I know it sounds bizarre, but we are at a point where the Israelis are more aligned with Saudi Arabia on the crucial question of the day -- what to do about Iran -- than they are with the government of the United States. "For the first time, Saudi Arabian interests and Israel are almost parallel. It's incredible." That's a Saudi prince talking. So what is the logical consequence of that realignment?

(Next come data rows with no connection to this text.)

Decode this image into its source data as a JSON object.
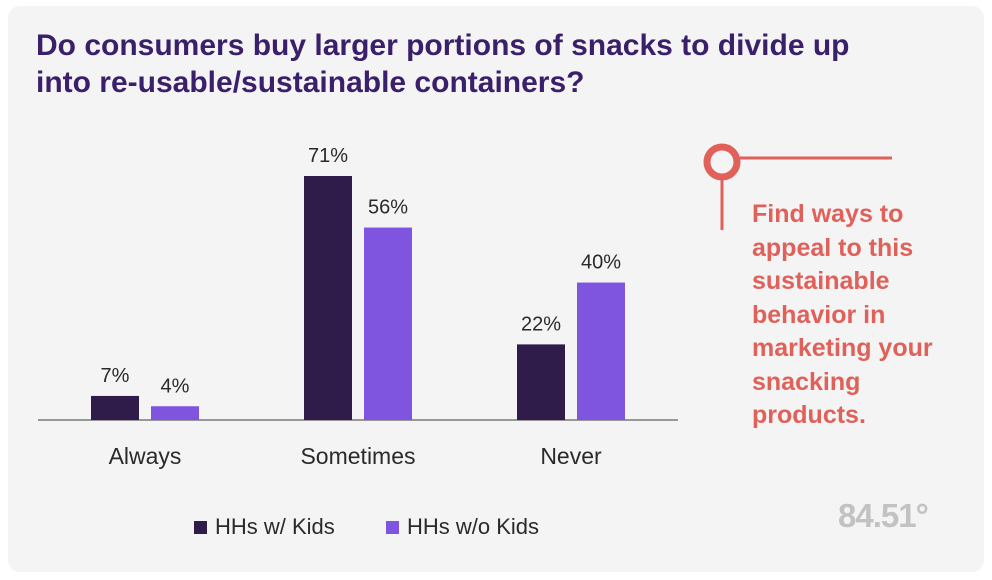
{
  "title": "Do consumers buy larger portions of snacks to divide up into re-usable/sustainable containers?",
  "callout": "Find ways to appeal to this sustainable behavior in marketing your snacking products.",
  "logo_text": "84.51°",
  "colors": {
    "series1": "#2f1c4a",
    "series2": "#7f55e0",
    "title": "#3a1f6b",
    "callout": "#e0605a",
    "text": "#2a2a2a"
  },
  "chart_data": {
    "type": "bar",
    "title": "Do consumers buy larger portions of snacks to divide up into re-usable/sustainable containers?",
    "categories": [
      "Always",
      "Sometimes",
      "Never"
    ],
    "series": [
      {
        "name": "HHs w/ Kids",
        "values": [
          7,
          71,
          22
        ],
        "labels": [
          "7%",
          "71%",
          "22%"
        ]
      },
      {
        "name": "HHs w/o Kids",
        "values": [
          4,
          56,
          40
        ],
        "labels": [
          "4%",
          "56%",
          "40%"
        ]
      }
    ],
    "xlabel": "",
    "ylabel": "",
    "ylim": [
      0,
      71
    ],
    "legend": "bottom",
    "grid": false
  }
}
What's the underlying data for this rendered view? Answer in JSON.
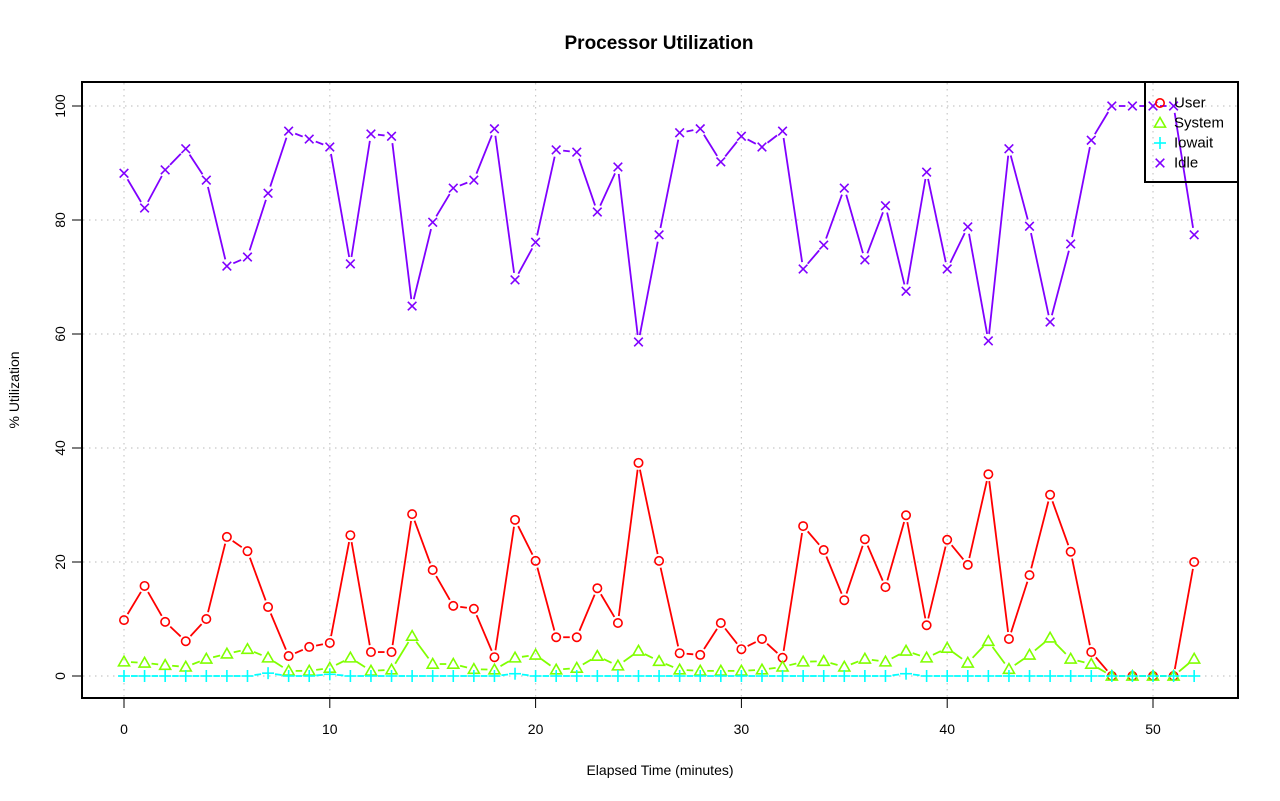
{
  "chart_data": {
    "type": "line",
    "title": "Processor Utilization",
    "xlabel": "Elapsed Time (minutes)",
    "ylabel": "% Utilization",
    "xlim": [
      -2.04,
      54.1
    ],
    "ylim": [
      -4,
      104
    ],
    "xticks": [
      0,
      10,
      20,
      30,
      40,
      50
    ],
    "yticks": [
      0,
      20,
      40,
      60,
      80,
      100
    ],
    "xtick_labels": [
      "0",
      "10",
      "20",
      "30",
      "40",
      "50"
    ],
    "ytick_labels": [
      "0",
      "20",
      "40",
      "60",
      "80",
      "100"
    ],
    "grid": true,
    "legend_position": "top-right",
    "x": [
      0,
      1,
      2,
      3,
      4,
      5,
      6,
      7,
      8,
      9,
      10,
      11,
      12,
      13,
      14,
      15,
      16,
      17,
      18,
      19,
      20,
      21,
      22,
      23,
      24,
      25,
      26,
      27,
      28,
      29,
      30,
      31,
      32,
      33,
      34,
      35,
      36,
      37,
      38,
      39,
      40,
      41,
      42,
      43,
      44,
      45,
      46,
      47,
      48,
      49,
      50,
      51,
      52
    ],
    "series": [
      {
        "name": "User",
        "color": "#ff0000",
        "marker": "circle",
        "values": [
          9.8,
          15.8,
          9.5,
          6.1,
          10.0,
          24.4,
          21.9,
          12.1,
          3.5,
          5.1,
          5.8,
          24.7,
          4.2,
          4.2,
          28.4,
          18.6,
          12.3,
          11.8,
          3.3,
          27.4,
          20.2,
          6.8,
          6.8,
          15.4,
          9.3,
          37.4,
          20.2,
          4.0,
          3.7,
          9.3,
          4.7,
          6.5,
          3.2,
          26.3,
          22.1,
          13.3,
          24.0,
          15.6,
          28.2,
          8.9,
          23.9,
          19.5,
          35.4,
          6.5,
          17.7,
          31.8,
          21.8,
          4.2,
          0,
          0,
          0,
          0,
          20.0
        ]
      },
      {
        "name": "System",
        "color": "#80ff00",
        "marker": "triangle",
        "values": [
          2.5,
          2.3,
          1.9,
          1.6,
          3.0,
          3.9,
          4.7,
          3.2,
          0.9,
          0.9,
          1.4,
          3.2,
          0.9,
          1.1,
          7.0,
          2.1,
          2.1,
          1.2,
          1.1,
          3.2,
          3.7,
          1.1,
          1.4,
          3.5,
          1.8,
          4.4,
          2.6,
          1.1,
          0.9,
          0.9,
          0.9,
          1.1,
          1.6,
          2.5,
          2.6,
          1.6,
          3.0,
          2.5,
          4.4,
          3.2,
          4.9,
          2.3,
          6.1,
          1.2,
          3.7,
          6.7,
          3.0,
          2.1,
          0,
          0,
          0,
          0,
          3.0
        ]
      },
      {
        "name": "Iowait",
        "color": "#00ffff",
        "marker": "plus",
        "values": [
          0,
          0,
          0,
          0,
          0,
          0,
          0,
          0.5,
          0,
          0,
          0.3,
          0,
          0,
          0,
          0,
          0,
          0,
          0,
          0,
          0.4,
          0,
          0,
          0,
          0,
          0,
          0,
          0,
          0,
          0,
          0,
          0,
          0,
          0,
          0,
          0,
          0,
          0,
          0,
          0.4,
          0,
          0,
          0,
          0,
          0,
          0,
          0,
          0,
          0,
          0,
          0,
          0,
          0,
          0
        ]
      },
      {
        "name": "Idle",
        "color": "#8000ff",
        "marker": "cross",
        "values": [
          88.2,
          82.1,
          88.8,
          92.5,
          87.0,
          71.9,
          73.5,
          84.7,
          95.6,
          94.2,
          92.8,
          72.3,
          95.1,
          94.7,
          64.9,
          79.6,
          85.6,
          87.0,
          96.0,
          69.5,
          76.1,
          92.3,
          91.9,
          81.4,
          89.3,
          58.6,
          77.4,
          95.3,
          96.0,
          90.2,
          94.7,
          92.8,
          95.6,
          71.4,
          75.6,
          85.6,
          73.0,
          82.5,
          67.5,
          88.4,
          71.4,
          78.8,
          58.8,
          92.5,
          78.9,
          62.1,
          75.8,
          94.0,
          100,
          100,
          100,
          100,
          77.4
        ]
      }
    ]
  }
}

Well, other Saudis are in Washington quietly but clearly saying they would permit an Israeli overflight through their airspace. And that may be just a first step. Where does it lead? I think, possibly, to the concept of Israeli and Saudi strikes launched from the bases in Saudi Arabia where the U.S. Air Force used to operate. Stranger things have happened. The Saudi and Israeli F-15s even have interchangeable parts. Flying out of Saudi would make striking Iran far simpler than trying to stage it out of Israel and doing a bunch of aerial refueling on the back and forth. Being that much closer, the joint Israeli/Saudi force could hit many more targets -- i.e., we'll do the nuclear sites, you do the air defense sites and then their missile launchers. Then we'll do an air cap against retaliatory strikes. It would be interesting to see if Israeli jets were tasked to intercept Iranian warplanes in Saudi airspace. Maybe, along the lines of the old Russian move in various wars, Israeli pilots would fly Saudi F-15s.

Of course, as a friend points out, Iran would be likely to respond with a series of its own attacks, some of them pretty hard to intercept. We'd see at least some retaliatory missile strikes against Tel Aviv, Riyadh, and Jeddah. And likely some cyberhits on Saudi bank accounts around the world.

And then we'd be off to the races. What would the next step be? Closing the Persian Gulf? Attacks on oil facilities? Hezbollah messing up Lebanon? How would the Syrian civil war be affected?

And, of course, the effects on the world economy would be interesting.